Don't Ya Take My Book From Me....

Technology both fascinates and frustrates me! I spent thirty minutes or more just now trying to figure out which gmail address is linked to this blog, since it had been so long since I had written here. Arghhhh!!! I still use a pen-and-paper appointment book. Cannot imagine not having it. There is some comfort for me in seeing items written in my own hand. A road map, if you will, that reinforces to me that I am going somewhere, and that, since I took the time and went to the effort to write the "to-do" list down, I will remember to do all of the items contained therein. It's weird, I know. I was in a biblestudy this past spring. When the facilitator gave dates, everyone whipped out their phone. I don't keep up with my commitments that way.

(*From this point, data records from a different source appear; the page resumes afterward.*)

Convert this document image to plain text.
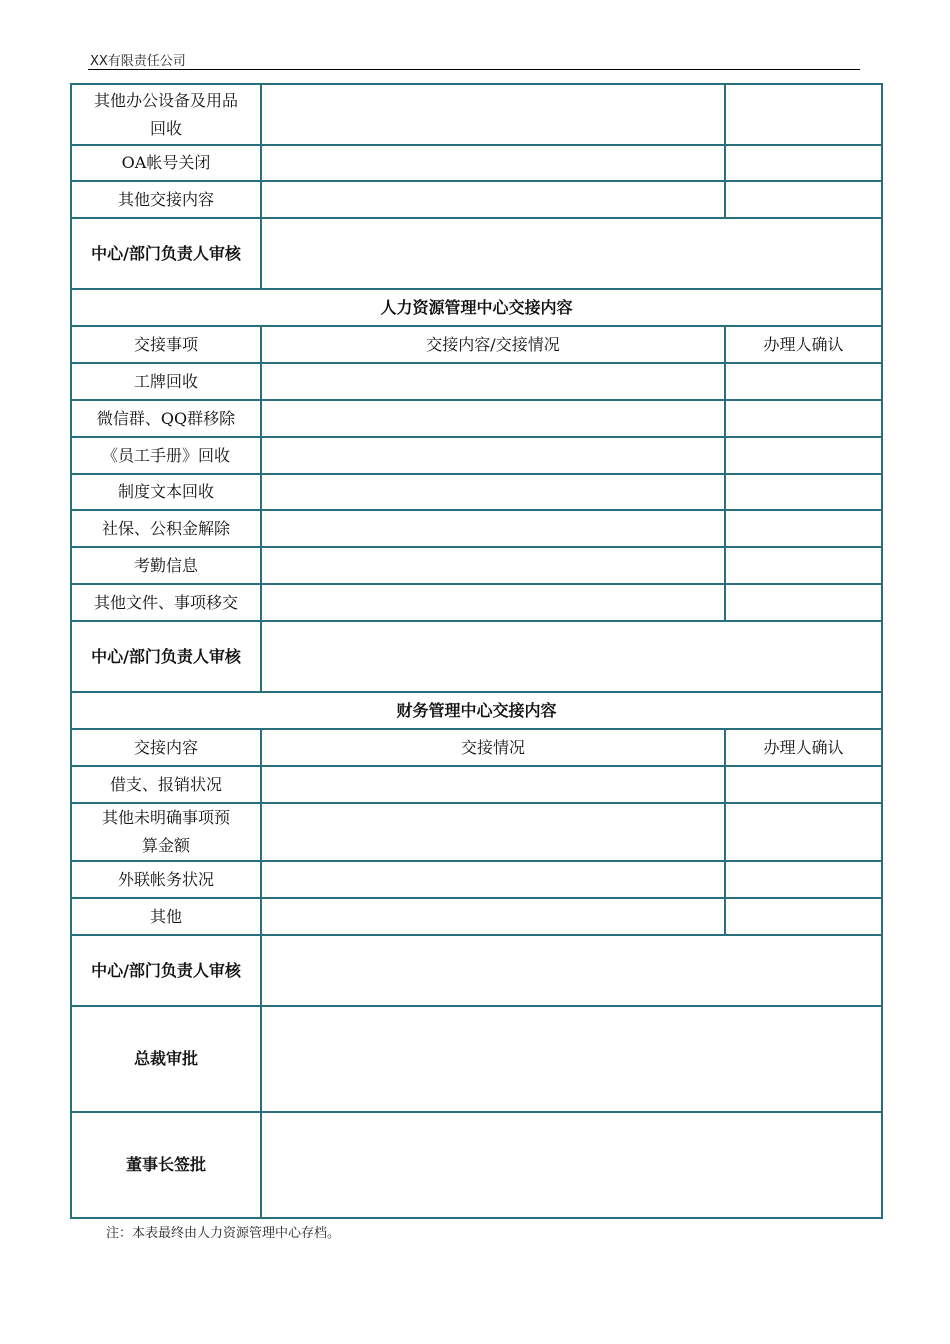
XX有限责任公司
其他办公设备及用品回收		
OA帐号关闭		
其他交接内容		
中心/部门负责人审核		
人力资源管理中心交接内容		
交接事项	交接内容/交接情况	办理人确认
工牌回收		
微信群、QQ群移除		
《员工手册》回收		
制度文本回收		
社保、公积金解除		
考勤信息		
其他文件、事项移交		
中心/部门负责人审核		
财务管理中心交接内容		
交接内容	交接情况	办理人确认
借支、报销状况		
其他未明确事项预算金额		
外联帐务状况		
其他		
中心/部门负责人审核		
总裁审批		
董事长签批		
注：本表最终由人力资源管理中心存档。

"Why do you carry that book around? It's embarrassing," said my seventeen-year-old just a couple of weeks ago. "Security blanket," was my clipped reply. "I know it will never have technical problems and lose all my data." He didn't have to digest that for long. "You could lose the book," he said diffidently. Thanks for that, but the book is still in action. In fact, it's right beside me on this sofa now.

There is no real connection between the deeper issues in life and  my stubborn refusal to move with the times, my clinging to old, tried-and-true ways of doing things. Except maybe this: some things are absolutely timeless. These are the things that I am working so hard to let God make BIG in my life. "You are working hard to let God do something?" I can hear you pragmatic types thinking, or maybe, if you have taken the time out of your super-structured, task-oriented day to read this blog, even saying out loud. You make a good point. I guess what I mean is that I am trying to be aware of letting Him into every aspect of my day to work into my laziness, lack of discipline and loosey-goosey, fly-by-the-seat-of-my-pants time management the order that He wants me to operate with. The hard work, the focus. All of that is what He wants. If He did not, He wouldn't expect me to do anything with the good gifts He has blessed me with.

So leave my paper appointment book alone. It might be chock-full of boring details, but at least it's pretty (purple with a bit of a sheen). That's my nod to the notion that journey is supposed to be a delight.